SORAN- Konu hakkında Sayın Tevfik Rüştü Aras'ın görüşlerini de bu noktada yansıtmak yararlı olacak kanımca: «Atatürk,Mason değildi. Ancak Masonlara karşı bir özel sempatisi ya da antipatisi de yoktu. O devirde parti gurubunda Büyük Millet Meclisi’nde ve kabinede Mason olan ve olmayan kişiler vardı. Bunların arasında aynı derecede inandığı ve güvendiği kişiler vardı. Örneğin kabinede her zaman birkaç Mason bakan bulunurdu. Bunlar Mason olduklarından değil, yeteneklerinden dolayı kabineye girerlerdi ve Atatürk bunları ve diğer ileri mevkilerde bulunan Masonları bilirdi. Kabinede, mecliste ve partide Mason olanların birbirlerine yardım ve davranışı karşısında Mahmut Esad ve Şükrü Saraçoğlu bunu kendileri için bir handikap saymaya başladılar ve Masonluk aleyhine bir hava yaratmaya çalıştılar.» Sayın Aras böyle demiş. Ayrıca Mahmut Esat’ın çok sayıdaki gazete yazıları ile de bu konuda kamuoyu oluşturmak için ayrıca mücadele verdiği bilinmekte.

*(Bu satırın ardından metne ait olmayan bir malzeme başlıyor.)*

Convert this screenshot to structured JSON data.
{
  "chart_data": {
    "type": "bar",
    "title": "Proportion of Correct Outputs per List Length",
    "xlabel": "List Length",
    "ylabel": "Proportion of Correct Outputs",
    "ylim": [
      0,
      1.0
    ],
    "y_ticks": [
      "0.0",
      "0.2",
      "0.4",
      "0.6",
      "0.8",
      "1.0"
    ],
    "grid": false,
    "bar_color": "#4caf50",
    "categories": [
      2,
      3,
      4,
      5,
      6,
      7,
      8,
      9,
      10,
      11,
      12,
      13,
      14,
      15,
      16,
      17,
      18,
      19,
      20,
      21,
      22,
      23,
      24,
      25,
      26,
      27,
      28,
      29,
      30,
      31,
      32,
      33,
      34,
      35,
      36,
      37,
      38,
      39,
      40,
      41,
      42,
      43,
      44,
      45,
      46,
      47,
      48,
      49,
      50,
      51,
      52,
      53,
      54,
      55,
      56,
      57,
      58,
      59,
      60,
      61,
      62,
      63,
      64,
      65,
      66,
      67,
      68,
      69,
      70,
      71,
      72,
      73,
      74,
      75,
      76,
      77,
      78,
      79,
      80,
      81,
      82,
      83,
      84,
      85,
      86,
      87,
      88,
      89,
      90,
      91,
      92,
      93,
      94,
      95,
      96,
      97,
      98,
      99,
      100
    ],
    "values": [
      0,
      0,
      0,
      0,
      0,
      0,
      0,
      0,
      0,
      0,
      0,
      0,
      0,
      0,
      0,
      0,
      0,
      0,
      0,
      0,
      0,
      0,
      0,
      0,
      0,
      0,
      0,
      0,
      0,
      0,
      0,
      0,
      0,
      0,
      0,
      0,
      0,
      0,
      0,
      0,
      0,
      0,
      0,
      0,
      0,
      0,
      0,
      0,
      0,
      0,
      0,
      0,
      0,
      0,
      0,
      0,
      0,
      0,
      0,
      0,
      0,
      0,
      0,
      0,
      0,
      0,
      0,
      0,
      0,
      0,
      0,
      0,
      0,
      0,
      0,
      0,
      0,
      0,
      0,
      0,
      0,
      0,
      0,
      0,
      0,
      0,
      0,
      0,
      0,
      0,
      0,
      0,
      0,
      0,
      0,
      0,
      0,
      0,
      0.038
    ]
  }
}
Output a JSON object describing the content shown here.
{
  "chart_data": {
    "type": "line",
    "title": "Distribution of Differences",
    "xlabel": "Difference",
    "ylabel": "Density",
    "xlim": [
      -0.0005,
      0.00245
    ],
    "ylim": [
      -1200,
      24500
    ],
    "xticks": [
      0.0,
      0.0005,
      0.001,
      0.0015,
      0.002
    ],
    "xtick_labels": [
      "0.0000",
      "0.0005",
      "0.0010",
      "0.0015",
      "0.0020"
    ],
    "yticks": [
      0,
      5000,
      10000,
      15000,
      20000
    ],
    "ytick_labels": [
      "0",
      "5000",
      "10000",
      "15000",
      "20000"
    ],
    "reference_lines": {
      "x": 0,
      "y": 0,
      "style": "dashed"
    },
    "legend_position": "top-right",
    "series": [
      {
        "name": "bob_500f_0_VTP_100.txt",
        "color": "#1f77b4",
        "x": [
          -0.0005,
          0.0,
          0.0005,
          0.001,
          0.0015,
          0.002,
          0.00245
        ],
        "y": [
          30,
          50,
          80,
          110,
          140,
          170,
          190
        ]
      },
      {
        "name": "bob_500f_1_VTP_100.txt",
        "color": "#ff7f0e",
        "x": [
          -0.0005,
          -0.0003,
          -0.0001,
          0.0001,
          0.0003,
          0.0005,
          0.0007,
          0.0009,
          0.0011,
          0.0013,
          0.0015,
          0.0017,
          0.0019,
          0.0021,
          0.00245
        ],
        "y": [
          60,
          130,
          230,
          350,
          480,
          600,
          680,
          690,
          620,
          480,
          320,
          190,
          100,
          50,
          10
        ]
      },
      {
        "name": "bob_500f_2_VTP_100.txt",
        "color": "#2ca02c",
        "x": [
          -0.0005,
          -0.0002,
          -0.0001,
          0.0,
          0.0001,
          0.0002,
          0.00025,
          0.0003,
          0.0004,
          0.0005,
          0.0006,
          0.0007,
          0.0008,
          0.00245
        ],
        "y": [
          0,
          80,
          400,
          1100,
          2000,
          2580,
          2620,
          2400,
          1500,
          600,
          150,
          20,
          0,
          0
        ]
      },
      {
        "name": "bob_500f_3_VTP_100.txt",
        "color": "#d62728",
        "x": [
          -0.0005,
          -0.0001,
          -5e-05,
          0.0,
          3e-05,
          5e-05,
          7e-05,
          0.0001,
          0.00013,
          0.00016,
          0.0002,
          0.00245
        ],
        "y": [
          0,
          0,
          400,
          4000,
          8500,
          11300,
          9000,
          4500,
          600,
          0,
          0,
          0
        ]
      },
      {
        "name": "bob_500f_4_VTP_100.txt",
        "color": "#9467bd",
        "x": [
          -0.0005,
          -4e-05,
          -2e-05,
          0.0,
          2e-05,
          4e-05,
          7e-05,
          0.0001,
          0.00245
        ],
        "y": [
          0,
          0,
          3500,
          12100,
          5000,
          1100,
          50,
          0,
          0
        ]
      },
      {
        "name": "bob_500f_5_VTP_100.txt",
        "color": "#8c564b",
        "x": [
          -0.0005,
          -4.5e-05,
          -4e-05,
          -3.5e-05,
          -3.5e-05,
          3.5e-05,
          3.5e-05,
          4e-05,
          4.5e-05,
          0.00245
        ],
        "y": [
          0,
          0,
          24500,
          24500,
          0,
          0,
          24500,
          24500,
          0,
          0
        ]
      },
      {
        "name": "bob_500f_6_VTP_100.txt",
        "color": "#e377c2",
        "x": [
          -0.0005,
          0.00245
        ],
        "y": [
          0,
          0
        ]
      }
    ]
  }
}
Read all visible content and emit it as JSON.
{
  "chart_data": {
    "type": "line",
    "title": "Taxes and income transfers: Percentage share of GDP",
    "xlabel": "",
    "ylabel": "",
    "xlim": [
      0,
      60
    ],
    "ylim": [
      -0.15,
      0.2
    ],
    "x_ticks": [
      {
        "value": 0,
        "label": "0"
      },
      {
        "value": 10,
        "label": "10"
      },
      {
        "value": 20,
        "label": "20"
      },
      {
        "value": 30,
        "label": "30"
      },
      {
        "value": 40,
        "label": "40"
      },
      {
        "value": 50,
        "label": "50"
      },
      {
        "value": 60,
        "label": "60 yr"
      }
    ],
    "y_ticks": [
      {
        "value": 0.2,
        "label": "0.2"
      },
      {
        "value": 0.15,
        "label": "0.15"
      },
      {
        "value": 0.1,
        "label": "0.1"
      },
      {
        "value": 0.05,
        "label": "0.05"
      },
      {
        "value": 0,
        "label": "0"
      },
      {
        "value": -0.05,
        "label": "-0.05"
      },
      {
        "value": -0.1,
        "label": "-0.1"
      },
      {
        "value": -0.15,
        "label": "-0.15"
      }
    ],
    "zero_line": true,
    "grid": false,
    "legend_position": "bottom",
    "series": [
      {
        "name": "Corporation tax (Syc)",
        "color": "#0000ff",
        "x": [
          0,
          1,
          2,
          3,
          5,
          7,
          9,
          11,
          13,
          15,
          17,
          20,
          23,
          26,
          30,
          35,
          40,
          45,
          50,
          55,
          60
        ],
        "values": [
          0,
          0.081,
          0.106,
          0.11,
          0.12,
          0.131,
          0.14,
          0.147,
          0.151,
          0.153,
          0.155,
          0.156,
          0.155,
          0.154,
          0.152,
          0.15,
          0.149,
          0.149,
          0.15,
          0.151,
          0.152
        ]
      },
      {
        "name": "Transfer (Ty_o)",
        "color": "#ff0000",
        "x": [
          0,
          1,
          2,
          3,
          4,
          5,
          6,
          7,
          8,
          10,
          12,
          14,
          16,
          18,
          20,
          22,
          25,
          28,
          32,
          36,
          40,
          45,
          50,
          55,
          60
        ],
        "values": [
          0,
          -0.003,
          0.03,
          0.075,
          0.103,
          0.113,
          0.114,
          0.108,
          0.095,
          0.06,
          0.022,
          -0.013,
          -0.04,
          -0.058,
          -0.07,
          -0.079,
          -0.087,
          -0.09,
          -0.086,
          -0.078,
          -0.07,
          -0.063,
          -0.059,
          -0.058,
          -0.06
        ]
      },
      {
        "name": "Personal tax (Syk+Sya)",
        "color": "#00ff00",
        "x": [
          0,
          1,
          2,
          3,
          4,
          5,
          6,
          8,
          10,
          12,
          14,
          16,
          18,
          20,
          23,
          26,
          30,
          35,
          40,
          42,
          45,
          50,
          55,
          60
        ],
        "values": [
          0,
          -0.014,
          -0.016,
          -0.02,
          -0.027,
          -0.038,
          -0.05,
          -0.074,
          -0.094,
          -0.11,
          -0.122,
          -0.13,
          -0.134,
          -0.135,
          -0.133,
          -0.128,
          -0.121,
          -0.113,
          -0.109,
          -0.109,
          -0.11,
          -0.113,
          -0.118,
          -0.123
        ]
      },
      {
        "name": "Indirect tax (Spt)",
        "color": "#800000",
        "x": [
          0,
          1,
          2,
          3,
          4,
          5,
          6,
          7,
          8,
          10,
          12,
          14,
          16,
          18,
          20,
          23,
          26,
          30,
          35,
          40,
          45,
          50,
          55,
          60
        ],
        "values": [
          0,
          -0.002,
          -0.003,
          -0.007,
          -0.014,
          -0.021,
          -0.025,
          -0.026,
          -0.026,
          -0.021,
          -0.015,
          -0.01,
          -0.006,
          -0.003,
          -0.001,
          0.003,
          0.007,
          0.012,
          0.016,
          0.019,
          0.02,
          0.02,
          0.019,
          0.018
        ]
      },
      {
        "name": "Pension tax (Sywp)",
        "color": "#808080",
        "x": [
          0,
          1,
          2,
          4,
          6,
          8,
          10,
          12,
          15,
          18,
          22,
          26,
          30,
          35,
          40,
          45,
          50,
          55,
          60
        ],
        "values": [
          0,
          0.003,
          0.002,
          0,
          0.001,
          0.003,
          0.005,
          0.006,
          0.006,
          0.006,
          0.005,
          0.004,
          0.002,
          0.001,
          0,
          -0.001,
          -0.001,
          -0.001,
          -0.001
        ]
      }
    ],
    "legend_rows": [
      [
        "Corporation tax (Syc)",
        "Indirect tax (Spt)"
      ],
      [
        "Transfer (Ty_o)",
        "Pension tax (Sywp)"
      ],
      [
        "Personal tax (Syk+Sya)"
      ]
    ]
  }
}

BİLEN- Malûm sofradan söz etmenin sırası geldi sanırım.

SORAN- Çoğumuzca bilinmesine rağmen kısaca göz atmakta yarar var. Siz mi başlıyorsunuz?

BİLEN- Sevinirim. Anlatan, Mim Kemal Öke. Bir Çankaya gece sofrası. Hazır bulunanlar.Ağaoğlu Ahmet, Köprülü Fuat, İsmail Hakkı, Bayur Hikmet... Atatürk buyurdular ki::

GÖREN- Bu akşam akademik konuşacağız. Söz verilen, ayağa kalkarak söyleyecektir.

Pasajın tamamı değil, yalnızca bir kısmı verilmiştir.